Um cão correu e seu rastro iluminou a madrugada.
Não sei se era cão vadio ou de pura raça.

O mesmo cão me olhou e parecia estar atrapalhado.
Não ousei perguntar se tinha dono ou se era alforriado.

Ao primeiro passo dado em sua direção, moveu-se pra trás.
Não insisti em manter contato, preferi contemplá-lo mais.

Estiquei minha mão no impulso de levemente tocá-lo.
O cão mostrou os dentes e postou-se ligeiramente desconfiado.

Senti no seu o olhar que tínhamos algo em comum então.
Éramos dois espectros presos na madrugada e soltos na solidão.

Finquei um joelho no chão para ficar à sua altura.
O cão deu um passo atrás e na sombra escondeu sua figura.

Um assovio me pareceu não mais que um ato prudente.
Não sei o que o cão sentiu, mas aproximou-se ternamente.

Mantinha o seu olhar fixo no temeroso olhar meu.
Cautelosamente minha mão pelo seu pêlo correu.

O cão deitou-se e agora parecia menos ameaçador.
Mesmo na madrugada fria minha mão compartilhou o calor.

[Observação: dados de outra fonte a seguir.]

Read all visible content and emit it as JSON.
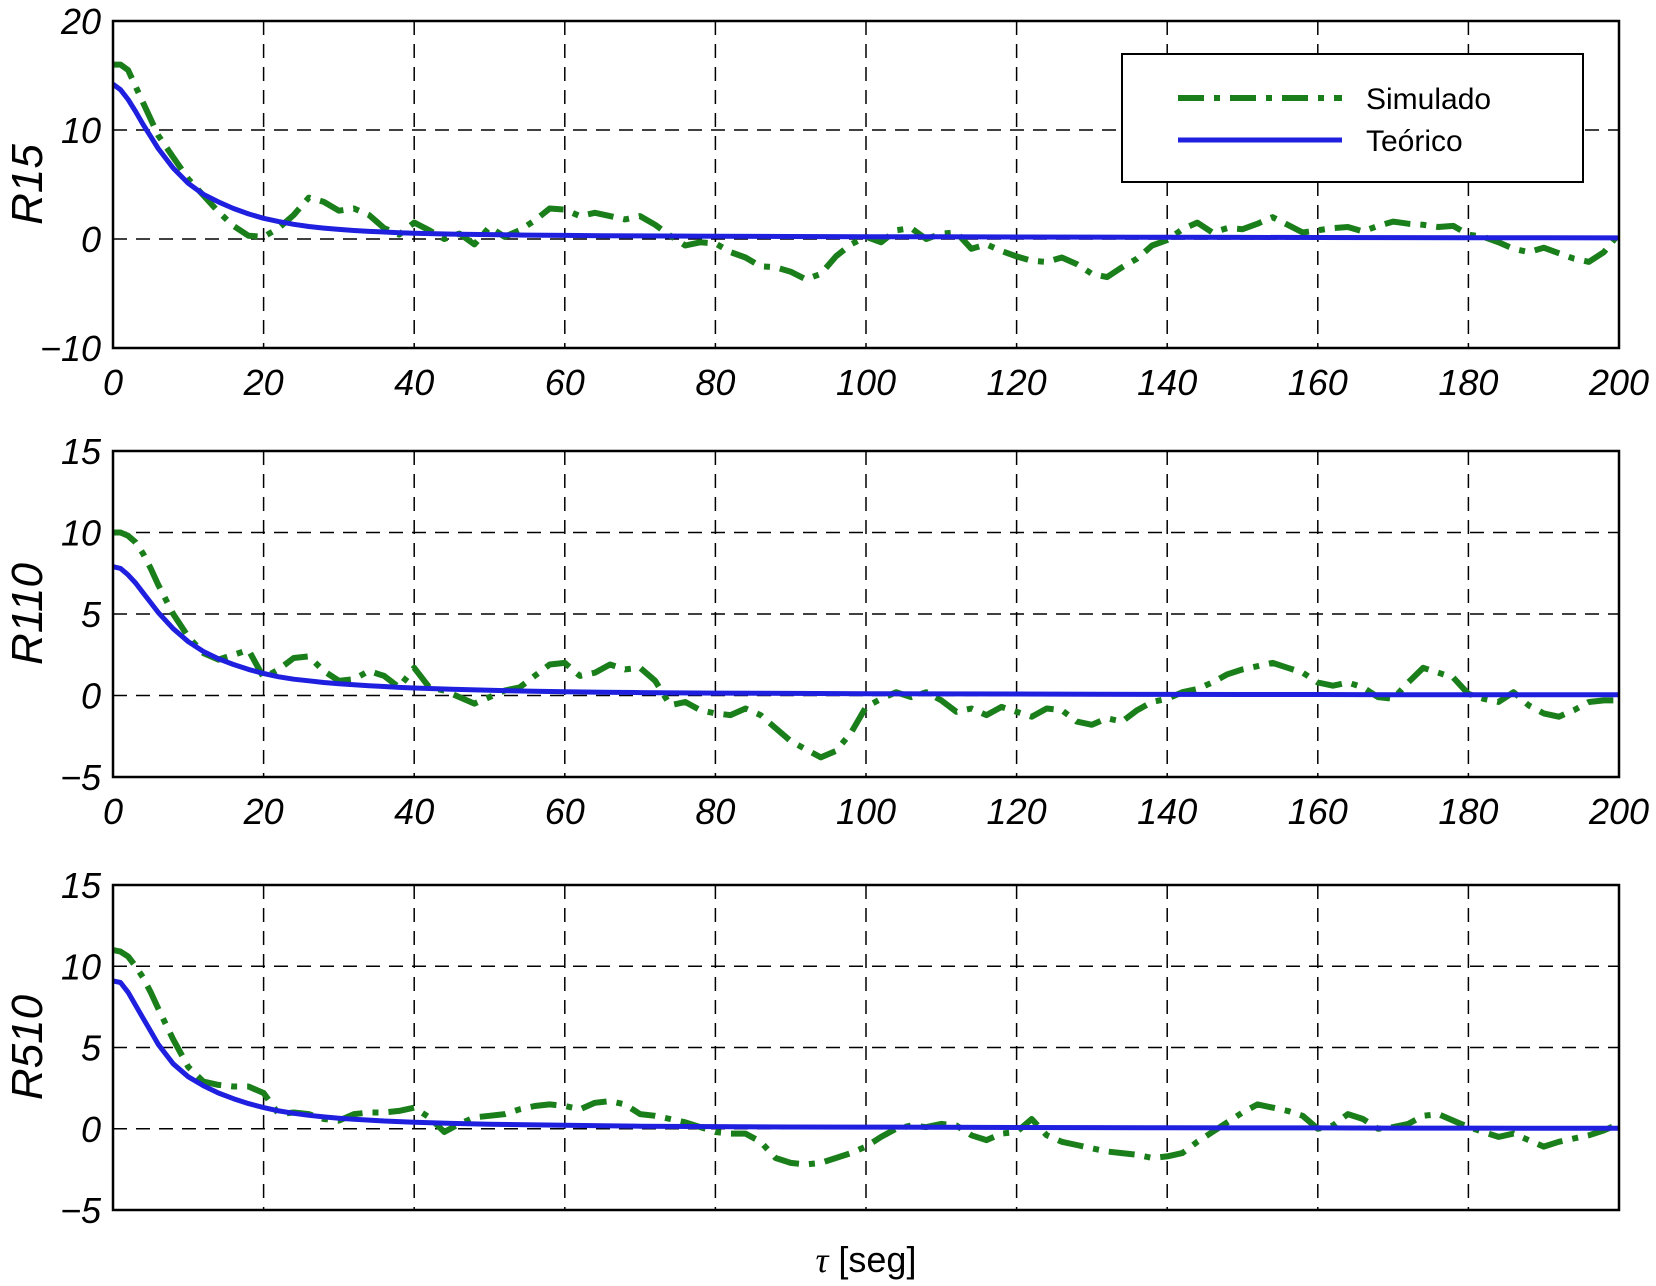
{
  "chart_data": [
    {
      "type": "line",
      "ylabel": "R15",
      "xlabel": "",
      "xlim": [
        0,
        200
      ],
      "ylim": [
        -10,
        20
      ],
      "xticks": [
        0,
        20,
        40,
        60,
        80,
        100,
        120,
        140,
        160,
        180,
        200
      ],
      "yticks": [
        -10,
        0,
        10,
        20
      ],
      "xtick_labels": [
        "0",
        "20",
        "40",
        "60",
        "80",
        "100",
        "120",
        "140",
        "160",
        "180",
        "200"
      ],
      "ytick_labels": [
        "−10",
        "0",
        "10",
        "20"
      ],
      "grid": true,
      "legend": {
        "position": "top-right",
        "entries": [
          {
            "label": "Simulado",
            "color": "#1a7f1a",
            "style": "dash-dot"
          },
          {
            "label": "Teórico",
            "color": "#1f1fe0",
            "style": "solid"
          }
        ]
      },
      "series": [
        {
          "name": "Simulado",
          "color": "#1a7f1a",
          "style": "dash-dot",
          "x": [
            0,
            1,
            2,
            3,
            4,
            5,
            6,
            8,
            10,
            12,
            14,
            16,
            18,
            20,
            22,
            24,
            26,
            28,
            30,
            32,
            34,
            36,
            38,
            40,
            42,
            44,
            46,
            48,
            50,
            52,
            54,
            56,
            58,
            60,
            62,
            64,
            66,
            68,
            70,
            72,
            74,
            76,
            78,
            80,
            82,
            84,
            86,
            88,
            90,
            92,
            94,
            96,
            98,
            100,
            102,
            104,
            106,
            108,
            110,
            112,
            114,
            116,
            118,
            120,
            122,
            124,
            126,
            128,
            130,
            132,
            134,
            136,
            138,
            140,
            142,
            144,
            146,
            148,
            150,
            152,
            154,
            156,
            158,
            160,
            162,
            164,
            166,
            168,
            170,
            172,
            174,
            176,
            178,
            180,
            182,
            184,
            186,
            188,
            190,
            192,
            194,
            196,
            198,
            200
          ],
          "y": [
            16,
            16,
            15.5,
            14,
            12.5,
            11,
            9.5,
            7.5,
            5.5,
            4,
            2.5,
            1.2,
            0.3,
            0.2,
            1,
            2.2,
            3.8,
            3.4,
            2.6,
            2.8,
            2.2,
            1,
            0.4,
            1.5,
            0.8,
            0,
            0.5,
            -0.5,
            1.1,
            0.2,
            0.8,
            1.7,
            2.8,
            2.7,
            2.1,
            2.4,
            2.1,
            1.8,
            2.1,
            1.3,
            0.3,
            -0.6,
            -0.3,
            -0.4,
            -1.2,
            -1.7,
            -2.5,
            -2.6,
            -3,
            -3.7,
            -3.2,
            -1.6,
            -0.5,
            0.2,
            -0.3,
            0.8,
            1,
            0,
            0.5,
            0.6,
            -0.9,
            -0.5,
            -1.1,
            -1.6,
            -2,
            -2.1,
            -1.7,
            -2.3,
            -3.2,
            -3.5,
            -2.6,
            -1.8,
            -0.6,
            -0.1,
            0.9,
            1.5,
            0.6,
            1,
            0.9,
            1.4,
            2,
            1.3,
            0.6,
            0.8,
            1,
            1.1,
            0.7,
            1.2,
            1.6,
            1.4,
            1.3,
            1.1,
            1.2,
            0.4,
            0.2,
            -0.3,
            -0.9,
            -1.2,
            -0.8,
            -1.3,
            -1.8,
            -2.1,
            -1.2,
            0.5
          ]
        },
        {
          "name": "Teórico",
          "color": "#1f1fe0",
          "style": "solid",
          "x": [
            0,
            1,
            2,
            3,
            4,
            5,
            6,
            8,
            10,
            12,
            14,
            16,
            18,
            20,
            22,
            24,
            26,
            28,
            30,
            32,
            34,
            36,
            38,
            40,
            45,
            50,
            55,
            60,
            65,
            70,
            80,
            90,
            100,
            110,
            120,
            130,
            140,
            150,
            160,
            170,
            180,
            190,
            200
          ],
          "y": [
            14.2,
            13.7,
            12.8,
            11.7,
            10.5,
            9.4,
            8.3,
            6.5,
            5.1,
            4.1,
            3.4,
            2.8,
            2.3,
            1.9,
            1.6,
            1.35,
            1.15,
            1,
            0.88,
            0.78,
            0.7,
            0.64,
            0.58,
            0.53,
            0.45,
            0.4,
            0.36,
            0.33,
            0.3,
            0.28,
            0.25,
            0.23,
            0.21,
            0.2,
            0.18,
            0.17,
            0.16,
            0.15,
            0.14,
            0.13,
            0.12,
            0.11,
            0.1
          ]
        }
      ]
    },
    {
      "type": "line",
      "ylabel": "R110",
      "xlabel": "",
      "xlim": [
        0,
        200
      ],
      "ylim": [
        -5,
        15
      ],
      "xticks": [
        0,
        20,
        40,
        60,
        80,
        100,
        120,
        140,
        160,
        180,
        200
      ],
      "yticks": [
        -5,
        0,
        5,
        10,
        15
      ],
      "xtick_labels": [
        "0",
        "20",
        "40",
        "60",
        "80",
        "100",
        "120",
        "140",
        "160",
        "180",
        "200"
      ],
      "ytick_labels": [
        "−5",
        "0",
        "5",
        "10",
        "15"
      ],
      "grid": true,
      "series": [
        {
          "name": "Simulado",
          "color": "#1a7f1a",
          "style": "dash-dot",
          "x": [
            0,
            1,
            2,
            3,
            4,
            5,
            6,
            8,
            10,
            12,
            14,
            16,
            18,
            20,
            22,
            24,
            26,
            28,
            30,
            32,
            34,
            36,
            38,
            40,
            42,
            44,
            46,
            48,
            50,
            52,
            54,
            56,
            58,
            60,
            62,
            64,
            66,
            68,
            70,
            72,
            74,
            76,
            78,
            80,
            82,
            84,
            86,
            88,
            90,
            92,
            94,
            96,
            98,
            100,
            102,
            104,
            106,
            108,
            110,
            112,
            114,
            116,
            118,
            120,
            122,
            124,
            126,
            128,
            130,
            132,
            134,
            136,
            138,
            140,
            142,
            144,
            146,
            148,
            150,
            152,
            154,
            156,
            158,
            160,
            162,
            164,
            166,
            168,
            170,
            172,
            174,
            176,
            178,
            180,
            182,
            184,
            186,
            188,
            190,
            192,
            194,
            196,
            198,
            200
          ],
          "y": [
            10,
            10,
            9.8,
            9.4,
            8.7,
            7.8,
            6.8,
            5,
            3.6,
            2.6,
            2.2,
            2.5,
            2.8,
            1.1,
            1.6,
            2.3,
            2.4,
            1.5,
            0.9,
            1,
            1.5,
            1.2,
            0.5,
            1.7,
            0.5,
            0.3,
            -0.1,
            -0.5,
            -0.1,
            0.3,
            0.5,
            1.2,
            1.9,
            2,
            1.2,
            1.4,
            1.9,
            1.6,
            1.7,
            0.9,
            -0.6,
            -0.4,
            -0.9,
            -1.1,
            -1.2,
            -0.8,
            -1.2,
            -2,
            -2.8,
            -3.3,
            -3.8,
            -3.4,
            -2.3,
            -0.7,
            -0.2,
            0.2,
            -0.1,
            0.2,
            -0.3,
            -1,
            -0.8,
            -1.2,
            -0.7,
            -1,
            -1.3,
            -0.8,
            -0.9,
            -1.6,
            -1.8,
            -1.4,
            -1.6,
            -0.9,
            -0.4,
            -0.2,
            0.2,
            0.4,
            0.8,
            1.3,
            1.6,
            1.8,
            2,
            1.7,
            1.4,
            0.8,
            0.6,
            0.8,
            0.5,
            -0.1,
            -0.2,
            0.8,
            1.7,
            1.4,
            1.1,
            0.1,
            -0.2,
            -0.4,
            0.2,
            -0.6,
            -1.1,
            -1.3,
            -0.9,
            -0.4,
            -0.3,
            -0.3
          ]
        },
        {
          "name": "Teórico",
          "color": "#1f1fe0",
          "style": "solid",
          "x": [
            0,
            1,
            2,
            3,
            4,
            5,
            6,
            8,
            10,
            12,
            14,
            16,
            18,
            20,
            22,
            24,
            26,
            28,
            30,
            32,
            34,
            36,
            38,
            40,
            45,
            50,
            55,
            60,
            65,
            70,
            80,
            90,
            100,
            110,
            120,
            130,
            140,
            150,
            160,
            170,
            180,
            190,
            200
          ],
          "y": [
            7.9,
            7.8,
            7.4,
            6.9,
            6.3,
            5.7,
            5.1,
            4.1,
            3.3,
            2.7,
            2.25,
            1.9,
            1.6,
            1.35,
            1.15,
            1,
            0.9,
            0.8,
            0.72,
            0.66,
            0.6,
            0.55,
            0.5,
            0.46,
            0.38,
            0.32,
            0.27,
            0.23,
            0.2,
            0.18,
            0.15,
            0.13,
            0.11,
            0.1,
            0.09,
            0.08,
            0.07,
            0.06,
            0.06,
            0.05,
            0.05,
            0.04,
            0.04
          ]
        }
      ]
    },
    {
      "type": "line",
      "ylabel": "R510",
      "xlabel": "τ [seg]",
      "xlim": [
        0,
        200
      ],
      "ylim": [
        -5,
        15
      ],
      "xticks": [
        0,
        20,
        40,
        60,
        80,
        100,
        120,
        140,
        160,
        180,
        200
      ],
      "yticks": [
        -5,
        0,
        5,
        10,
        15
      ],
      "ytick_labels": [
        "−5",
        "0",
        "5",
        "10",
        "15"
      ],
      "grid": true,
      "series": [
        {
          "name": "Simulado",
          "color": "#1a7f1a",
          "style": "dash-dot",
          "x": [
            0,
            1,
            2,
            3,
            4,
            5,
            6,
            8,
            10,
            12,
            14,
            16,
            18,
            20,
            22,
            24,
            26,
            28,
            30,
            32,
            34,
            36,
            38,
            40,
            42,
            44,
            46,
            48,
            50,
            52,
            54,
            56,
            58,
            60,
            62,
            64,
            66,
            68,
            70,
            72,
            74,
            76,
            78,
            80,
            82,
            84,
            86,
            88,
            90,
            92,
            94,
            96,
            98,
            100,
            102,
            104,
            106,
            108,
            110,
            112,
            114,
            116,
            118,
            120,
            122,
            124,
            126,
            128,
            130,
            132,
            134,
            136,
            138,
            140,
            142,
            144,
            146,
            148,
            150,
            152,
            154,
            156,
            158,
            160,
            162,
            164,
            166,
            168,
            170,
            172,
            174,
            176,
            178,
            180,
            182,
            184,
            186,
            188,
            190,
            192,
            194,
            196,
            198,
            200
          ],
          "y": [
            11,
            10.9,
            10.6,
            10,
            9.3,
            8.4,
            7.4,
            5.5,
            3.8,
            2.9,
            2.7,
            2.6,
            2.6,
            2.2,
            0.9,
            1,
            0.9,
            0.6,
            0.5,
            0.9,
            1,
            1,
            1.1,
            1.3,
            0.7,
            -0.2,
            0.3,
            0.7,
            0.8,
            0.9,
            1.2,
            1.4,
            1.5,
            1.4,
            1.2,
            1.6,
            1.7,
            1.5,
            0.9,
            0.8,
            0.6,
            0.4,
            0.1,
            -0.2,
            -0.3,
            -0.3,
            -0.8,
            -1.8,
            -2.1,
            -2.2,
            -2.1,
            -1.8,
            -1.5,
            -1.1,
            -0.5,
            0,
            0.2,
            0.1,
            0.3,
            0.2,
            -0.4,
            -0.7,
            -0.3,
            -0.2,
            0.6,
            -0.4,
            -0.8,
            -1,
            -1.2,
            -1.4,
            -1.5,
            -1.6,
            -1.8,
            -1.7,
            -1.5,
            -0.8,
            -0.2,
            0.4,
            1,
            1.5,
            1.3,
            1.1,
            0.8,
            0,
            0.2,
            0.9,
            0.6,
            0,
            0.1,
            0.3,
            0.8,
            0.9,
            0.5,
            0.1,
            -0.2,
            -0.5,
            -0.3,
            -0.7,
            -1.1,
            -0.8,
            -0.6,
            -0.4,
            -0.1,
            0.3
          ]
        },
        {
          "name": "Teórico",
          "color": "#1f1fe0",
          "style": "solid",
          "x": [
            0,
            1,
            2,
            3,
            4,
            5,
            6,
            8,
            10,
            12,
            14,
            16,
            18,
            20,
            22,
            24,
            26,
            28,
            30,
            32,
            34,
            36,
            38,
            40,
            45,
            50,
            55,
            60,
            65,
            70,
            80,
            90,
            100,
            110,
            120,
            130,
            140,
            150,
            160,
            170,
            180,
            190,
            200
          ],
          "y": [
            9.1,
            9,
            8.4,
            7.6,
            6.8,
            6,
            5.2,
            4,
            3.2,
            2.65,
            2.2,
            1.85,
            1.55,
            1.3,
            1.1,
            0.95,
            0.83,
            0.73,
            0.65,
            0.58,
            0.53,
            0.48,
            0.44,
            0.4,
            0.33,
            0.28,
            0.24,
            0.21,
            0.18,
            0.16,
            0.13,
            0.11,
            0.1,
            0.09,
            0.08,
            0.07,
            0.06,
            0.05,
            0.05,
            0.04,
            0.04,
            0.03,
            0.03
          ]
        }
      ]
    }
  ]
}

Sorri e ficamos em uníssono naquele eterno minuto.
Meu toque para aquele cão não se caracterizava mais insulto.

Levantei-me, olhei o cão pela última vez, e na madrugada parti.
Decidi não olhar pra trás, e assim sem pensar apenas segui.

Ao meu lado o animal balançava o rabo e seguia em sua passada.
Éramos dois. Eu e o cão, perdidos e sós na fria madrugada.